The growing popularity of low-and-slow American style cooking has created a business opportunity for the founder of Perth BBQ School.
The growing popularity of low-and-slow American style cooking has created a business opportunity for the founder of Perth BBQ School.
Gus Gallagher will readily admit that there are easier ways to cook than an eight-to-10-hour shift tending a kettle barbecue or an offset smoker.
But for the founder of Perth BBQ School, cooking with charcoal on an outdoor grill is more about lifestyle than it is about technique.
“It is about enjoying the journey as much as anything,” Mr Gallagher told Business News.
“It’s an opportunity to be out in the yard, have a couple of beers, and it’s a point of discussion that adds something that being inside the kitchen doesn’t do so much when people come around.”
It appears a growing number of backyard cooks in Perth share that mindset, with more than 10,000 people signed up to Mr Gallagher’s Perth BBQ Club on Facebook.
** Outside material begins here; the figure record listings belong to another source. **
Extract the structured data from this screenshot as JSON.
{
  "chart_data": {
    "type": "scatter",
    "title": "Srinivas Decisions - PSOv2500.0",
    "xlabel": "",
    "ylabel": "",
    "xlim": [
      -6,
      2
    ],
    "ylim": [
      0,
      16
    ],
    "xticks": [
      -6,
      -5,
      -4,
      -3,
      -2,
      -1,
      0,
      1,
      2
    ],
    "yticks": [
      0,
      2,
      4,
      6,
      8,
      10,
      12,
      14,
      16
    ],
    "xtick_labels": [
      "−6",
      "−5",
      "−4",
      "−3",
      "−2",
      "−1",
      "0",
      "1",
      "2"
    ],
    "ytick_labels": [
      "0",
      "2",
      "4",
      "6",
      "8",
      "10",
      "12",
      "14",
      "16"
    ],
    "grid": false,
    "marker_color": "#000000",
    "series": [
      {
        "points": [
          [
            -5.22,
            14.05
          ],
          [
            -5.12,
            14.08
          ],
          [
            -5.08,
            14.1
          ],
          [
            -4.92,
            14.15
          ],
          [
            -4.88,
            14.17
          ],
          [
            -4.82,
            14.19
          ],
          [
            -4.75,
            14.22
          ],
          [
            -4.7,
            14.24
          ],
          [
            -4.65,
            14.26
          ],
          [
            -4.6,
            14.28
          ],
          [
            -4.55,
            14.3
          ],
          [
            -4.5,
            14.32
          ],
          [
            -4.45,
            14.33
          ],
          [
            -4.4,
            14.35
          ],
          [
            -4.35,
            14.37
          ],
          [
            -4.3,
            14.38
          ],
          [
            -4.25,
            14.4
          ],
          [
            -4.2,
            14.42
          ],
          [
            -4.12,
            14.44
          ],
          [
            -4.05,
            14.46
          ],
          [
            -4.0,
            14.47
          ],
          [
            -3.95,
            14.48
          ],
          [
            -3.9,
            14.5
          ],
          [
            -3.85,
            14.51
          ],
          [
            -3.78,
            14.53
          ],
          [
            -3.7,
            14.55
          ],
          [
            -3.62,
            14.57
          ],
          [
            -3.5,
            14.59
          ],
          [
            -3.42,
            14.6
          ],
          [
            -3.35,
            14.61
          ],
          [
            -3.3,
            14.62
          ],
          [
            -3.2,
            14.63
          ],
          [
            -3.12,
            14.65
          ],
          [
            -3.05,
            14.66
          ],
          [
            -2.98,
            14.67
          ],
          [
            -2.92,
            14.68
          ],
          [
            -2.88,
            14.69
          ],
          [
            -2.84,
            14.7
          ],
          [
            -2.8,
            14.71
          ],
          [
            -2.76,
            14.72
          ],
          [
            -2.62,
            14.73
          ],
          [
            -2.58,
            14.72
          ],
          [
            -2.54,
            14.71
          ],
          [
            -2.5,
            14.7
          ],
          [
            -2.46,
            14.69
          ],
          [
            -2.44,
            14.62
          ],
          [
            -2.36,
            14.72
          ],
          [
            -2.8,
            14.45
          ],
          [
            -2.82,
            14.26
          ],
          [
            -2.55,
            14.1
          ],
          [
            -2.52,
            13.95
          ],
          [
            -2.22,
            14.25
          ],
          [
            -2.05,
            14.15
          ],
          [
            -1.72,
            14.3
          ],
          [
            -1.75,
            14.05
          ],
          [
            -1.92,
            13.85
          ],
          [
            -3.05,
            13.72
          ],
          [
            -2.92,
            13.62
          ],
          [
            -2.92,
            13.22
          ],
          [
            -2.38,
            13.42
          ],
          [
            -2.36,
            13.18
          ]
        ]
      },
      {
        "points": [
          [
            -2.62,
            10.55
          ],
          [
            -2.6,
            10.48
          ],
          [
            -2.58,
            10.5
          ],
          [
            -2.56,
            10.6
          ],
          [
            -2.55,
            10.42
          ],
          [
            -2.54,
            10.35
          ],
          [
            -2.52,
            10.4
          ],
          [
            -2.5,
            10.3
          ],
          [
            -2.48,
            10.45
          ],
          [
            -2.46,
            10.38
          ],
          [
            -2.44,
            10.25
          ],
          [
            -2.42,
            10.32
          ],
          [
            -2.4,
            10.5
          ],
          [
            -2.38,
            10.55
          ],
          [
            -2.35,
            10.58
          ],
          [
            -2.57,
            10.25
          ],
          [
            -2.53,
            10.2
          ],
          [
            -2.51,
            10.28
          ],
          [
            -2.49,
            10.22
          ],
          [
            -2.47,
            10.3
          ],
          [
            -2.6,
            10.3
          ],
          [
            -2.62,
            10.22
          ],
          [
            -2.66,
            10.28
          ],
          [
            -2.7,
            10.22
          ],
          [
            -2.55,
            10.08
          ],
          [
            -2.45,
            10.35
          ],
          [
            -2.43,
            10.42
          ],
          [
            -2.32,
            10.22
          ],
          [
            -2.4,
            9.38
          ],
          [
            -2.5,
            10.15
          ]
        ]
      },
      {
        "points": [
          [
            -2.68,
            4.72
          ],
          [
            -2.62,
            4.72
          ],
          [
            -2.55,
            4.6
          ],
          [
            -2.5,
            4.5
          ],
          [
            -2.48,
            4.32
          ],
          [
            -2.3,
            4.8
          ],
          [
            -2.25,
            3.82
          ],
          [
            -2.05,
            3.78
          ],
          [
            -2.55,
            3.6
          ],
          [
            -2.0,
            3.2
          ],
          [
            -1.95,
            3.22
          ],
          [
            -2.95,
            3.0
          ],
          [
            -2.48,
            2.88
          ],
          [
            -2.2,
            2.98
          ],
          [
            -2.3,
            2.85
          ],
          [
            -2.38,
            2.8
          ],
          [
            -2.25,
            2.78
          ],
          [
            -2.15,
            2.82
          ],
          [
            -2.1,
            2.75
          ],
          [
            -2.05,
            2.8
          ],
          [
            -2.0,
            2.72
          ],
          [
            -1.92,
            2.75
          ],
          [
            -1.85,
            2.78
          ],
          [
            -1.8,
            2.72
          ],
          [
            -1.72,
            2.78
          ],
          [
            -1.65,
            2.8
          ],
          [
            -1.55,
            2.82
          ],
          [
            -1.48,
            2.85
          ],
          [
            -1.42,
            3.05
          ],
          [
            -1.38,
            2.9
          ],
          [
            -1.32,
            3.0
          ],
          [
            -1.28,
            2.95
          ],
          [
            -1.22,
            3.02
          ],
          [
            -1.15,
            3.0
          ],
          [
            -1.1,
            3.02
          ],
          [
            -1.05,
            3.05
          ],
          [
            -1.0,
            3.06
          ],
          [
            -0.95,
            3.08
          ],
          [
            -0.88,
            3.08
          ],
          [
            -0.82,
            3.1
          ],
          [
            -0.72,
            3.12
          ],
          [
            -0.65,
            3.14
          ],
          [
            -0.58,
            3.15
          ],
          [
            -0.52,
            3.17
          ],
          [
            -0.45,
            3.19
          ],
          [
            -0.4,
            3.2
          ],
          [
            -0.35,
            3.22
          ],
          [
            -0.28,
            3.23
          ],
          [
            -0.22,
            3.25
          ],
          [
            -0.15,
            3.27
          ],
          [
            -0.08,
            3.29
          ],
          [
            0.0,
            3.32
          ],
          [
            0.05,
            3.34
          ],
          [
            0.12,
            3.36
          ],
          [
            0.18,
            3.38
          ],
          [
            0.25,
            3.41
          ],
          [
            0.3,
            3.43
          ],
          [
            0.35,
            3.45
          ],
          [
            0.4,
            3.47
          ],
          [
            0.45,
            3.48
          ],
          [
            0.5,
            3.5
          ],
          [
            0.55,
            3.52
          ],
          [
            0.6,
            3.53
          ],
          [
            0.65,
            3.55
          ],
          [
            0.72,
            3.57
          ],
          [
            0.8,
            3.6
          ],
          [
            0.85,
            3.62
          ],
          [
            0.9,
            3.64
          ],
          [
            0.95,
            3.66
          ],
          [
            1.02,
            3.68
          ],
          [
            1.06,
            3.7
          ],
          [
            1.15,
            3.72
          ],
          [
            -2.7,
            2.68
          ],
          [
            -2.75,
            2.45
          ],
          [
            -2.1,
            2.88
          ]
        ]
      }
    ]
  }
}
Those numbers surged recently as many people took the opportunity to learn to barbecue while working from home due to COVID-19.
Mr Gallagher’s social media presence is designed to complement his Perth BBQ School, which provides participants with a comprehensive course on how to cook American-style barbecue.
He estimates between 2,000 and 3,000 people have been through a Perth BBQ School class since they launched in 2017, with the first classes designed to show people how to get restaurant-quality results using a commonly available Weber kettle barbecue.
Since then, the classes have evolved to include courses to learn charcoal fundamentals on all manner of cooking equipment – from kettles through to bullet and offset smokers – as well as masterclasses focused on particular cuts of meat such as beef brisket, and how to cook delicate seafood on a charcoal grill.
Mr Gallagher, known in barbecue circles as ‘Gusface Grillah’, said among the reasons for the growing popularity of Perth BBQ School was one of the simpler techniques taught and tasted at the classes: the humble hamburger.
“I managed to win a burger competition with Buy West Eat Best three or four years ago and that led to a lot of people asking for the secret recipe,” Mr Gallagher said.
“I thought I would just put together my take on a burger and put it on the blog, and I talked to my butcher at Troy’s Meats and we called it the Gusface mince.
“It was basically just good quality burger mince with a good fat ratio, minced up with a coarse grind, put a little bit of seasoning on it and away you go.
“We thought it was just going to fizzle out and people would find something new to do the following week, but it kept selling out."
He would put on more and kept selling out, and it developed this kind of a cult following of sorts that exceeded both of our expectations, considering the recipe is effectively on my blog.
“Now I have to give him a heads-up before publishing any articles, because everyone will go in and ask for what I was cooking.”
Mr Gallagher said one of the dynamic and exciting aspects of barbecuing was the myriad techniques that could be utilised, and the wide range of proteins that can be cooked on an outdoor grill.
In Mr Gallagher’s cooking arsenal are around 40 different pieces of equipment, ranging from kettle barbecues to big offset smokers popular in the barbecue competition scene.
And despite cooking with charcoal several times each week, Mr Gallagher said he would struggle to name a favourite technique or recommend a certain type of barbecue.
“The barbecue you get is often a bit like buying a car,” he said.
“You can guide someone based on price, capacity, all those sorts of things, then ultimately there is going to be some sort of personal preference there as well.
“Often they will have pros and cons; an offset for example requires a bigger investment of time and money.
“If you buy a cheap offset you are going to create yourself a world of problems, a $300 to $500 is going to be more trouble than it’s worth, whereas you can spend that same money on something like a bullet smoker or a Weber and get pretty good results.
“And regardless of how big your offset is, every 45 minutes to an hour you are feeding it with a bit of wood.
“That’s part of the fun and part of the journey, and possibly achieves a better result, but it does require that time commitment.”